For the next few years I just continued living a straight life in person and an out life online and that was fine for a while until I felt like my real life was fake, not even just with my sexuality but my hobbies, my interests, everything was hidden from those physically around me and with already being a highly anxious person, being myself only online was just making me more and more anxious and so I confided in my closest friend and they were so supportive and didn’t judge at all! That was a turning point for me, I felt like I could do this. I can be gay and it can be okay. However, I still felt a bit ashamed of it or a bit like things would be easier if I was straight. Until I was about 19 and a beautiful scene from this show called Wynonna Earp (don’t know if any of you have ever heard of that before?) popped up on my feed one day and I clicked on it and was introduced to Nicole Haught and Waverly Earp. It was Nicole that caught my attention at first, I was so drawn to this strong woman who was gay and so
completely owned it and she wasn’t defined by that At All! It was her that helped me accept my sexuality completely and decide I want to be like her! I want own this part of me and know that I am so many more things than just “a gay person”.
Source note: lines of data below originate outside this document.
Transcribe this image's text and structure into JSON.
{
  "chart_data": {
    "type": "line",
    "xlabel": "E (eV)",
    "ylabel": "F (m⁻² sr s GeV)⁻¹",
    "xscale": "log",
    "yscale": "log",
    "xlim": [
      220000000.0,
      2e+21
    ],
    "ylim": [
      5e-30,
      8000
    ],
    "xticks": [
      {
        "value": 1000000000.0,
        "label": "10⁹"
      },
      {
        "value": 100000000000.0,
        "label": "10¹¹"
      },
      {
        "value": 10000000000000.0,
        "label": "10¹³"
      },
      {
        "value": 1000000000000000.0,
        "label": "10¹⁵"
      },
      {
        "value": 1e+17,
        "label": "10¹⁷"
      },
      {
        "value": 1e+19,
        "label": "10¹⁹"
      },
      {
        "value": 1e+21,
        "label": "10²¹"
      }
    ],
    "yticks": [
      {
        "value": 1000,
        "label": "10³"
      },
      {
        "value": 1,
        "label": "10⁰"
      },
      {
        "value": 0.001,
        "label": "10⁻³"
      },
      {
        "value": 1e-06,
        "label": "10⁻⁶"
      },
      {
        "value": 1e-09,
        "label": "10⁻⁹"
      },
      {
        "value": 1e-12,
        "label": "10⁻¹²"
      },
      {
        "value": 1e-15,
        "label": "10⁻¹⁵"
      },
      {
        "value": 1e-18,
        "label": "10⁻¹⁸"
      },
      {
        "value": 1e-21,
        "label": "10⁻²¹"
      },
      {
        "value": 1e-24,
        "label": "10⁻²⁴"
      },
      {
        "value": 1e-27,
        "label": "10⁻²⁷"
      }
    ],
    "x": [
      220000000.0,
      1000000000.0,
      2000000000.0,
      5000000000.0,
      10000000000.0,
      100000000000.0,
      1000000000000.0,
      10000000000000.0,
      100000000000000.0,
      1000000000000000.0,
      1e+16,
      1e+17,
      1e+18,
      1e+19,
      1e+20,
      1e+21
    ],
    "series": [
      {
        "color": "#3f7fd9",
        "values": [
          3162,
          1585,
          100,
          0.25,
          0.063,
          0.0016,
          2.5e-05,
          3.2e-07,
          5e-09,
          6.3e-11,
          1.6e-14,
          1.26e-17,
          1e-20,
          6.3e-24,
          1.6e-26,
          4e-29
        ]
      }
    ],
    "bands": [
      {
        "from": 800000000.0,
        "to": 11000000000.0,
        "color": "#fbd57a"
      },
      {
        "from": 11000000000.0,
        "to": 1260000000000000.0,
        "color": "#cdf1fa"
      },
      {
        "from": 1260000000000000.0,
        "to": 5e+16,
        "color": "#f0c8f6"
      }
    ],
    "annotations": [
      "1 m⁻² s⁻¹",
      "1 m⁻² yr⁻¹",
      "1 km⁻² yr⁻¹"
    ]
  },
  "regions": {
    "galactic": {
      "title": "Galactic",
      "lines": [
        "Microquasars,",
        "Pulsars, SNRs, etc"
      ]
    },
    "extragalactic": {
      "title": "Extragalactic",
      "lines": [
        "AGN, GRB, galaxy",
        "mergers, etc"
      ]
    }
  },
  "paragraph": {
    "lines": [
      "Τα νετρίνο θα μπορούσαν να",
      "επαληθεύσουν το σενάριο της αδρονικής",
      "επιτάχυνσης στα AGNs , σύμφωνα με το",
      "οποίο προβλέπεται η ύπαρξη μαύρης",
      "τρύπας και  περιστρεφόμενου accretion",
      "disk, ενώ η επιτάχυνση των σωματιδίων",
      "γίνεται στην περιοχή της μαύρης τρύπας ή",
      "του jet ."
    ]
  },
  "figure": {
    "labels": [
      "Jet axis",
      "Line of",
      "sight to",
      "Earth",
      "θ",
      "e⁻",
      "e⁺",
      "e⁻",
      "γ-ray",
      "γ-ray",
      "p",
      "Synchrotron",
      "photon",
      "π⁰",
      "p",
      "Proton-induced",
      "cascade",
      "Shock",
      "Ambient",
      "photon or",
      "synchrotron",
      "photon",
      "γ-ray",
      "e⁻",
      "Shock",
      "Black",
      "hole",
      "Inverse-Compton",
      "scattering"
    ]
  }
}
And then a few years down the line the beautiful actresses who play Nicole & Waverly come out as part of LQBTQ+ community and I felt so much joy it was unreal, it’s hard to describe exactly how I felt but the word “safe” is what comes to mind, I felt safe and at ease and through learning more about them off screen and hearing about their journeys, in all aspects has been the biggest gift, I could never thank them enough for all that they have shown and taught me because now I am 23 and exploring all aspects of myself and being my authentic self more and more everyday and finding my authentic self more and more everyday. I don’t hide my sexuality. I’m not ashamed. I love love, in all of the ways it shows itself.

Nonbinary/ queer

I think some part of me always new that I wasn’t a girl. I dressed in boys clothes and I hated wearing anything that made me look feminine. When I was diagnosed with autism (aged 12) I assumed that that was the reason I felt different. About a year later I started questioning my sexuality. It took about 2 years before I accepted myself as gay. I came out to a few friends who were really accepting and I finally felt happy with myself, but I didn’t feel whole. Like I’d just told people something so they’d understand, but it wasn’t me. For about 2 years I kept having lapses in thoughts about my gender. It got to the point where I gave up and decided to just present myself in a way that made me comfortable. So I cut my hair short and changed my name. A couple of months later I had a sudden realisation moment where I realised that I’m nonbinary. Two days later I came out to my friend who I had previously come out to as gay. It took a couple of months to come out to my family. It took some time for me to fully accept the dysphoria I have about my chest and I got a binder. I recently started causually slipping into conversations that I’m nonbinary to anyone who doesn’t know yet. I feel like this isn’t my definitive coming out story though. As someone who is queer I am constantly coming out to people whether it’s my gender or sexuality, but this is how I found out who i am as a person.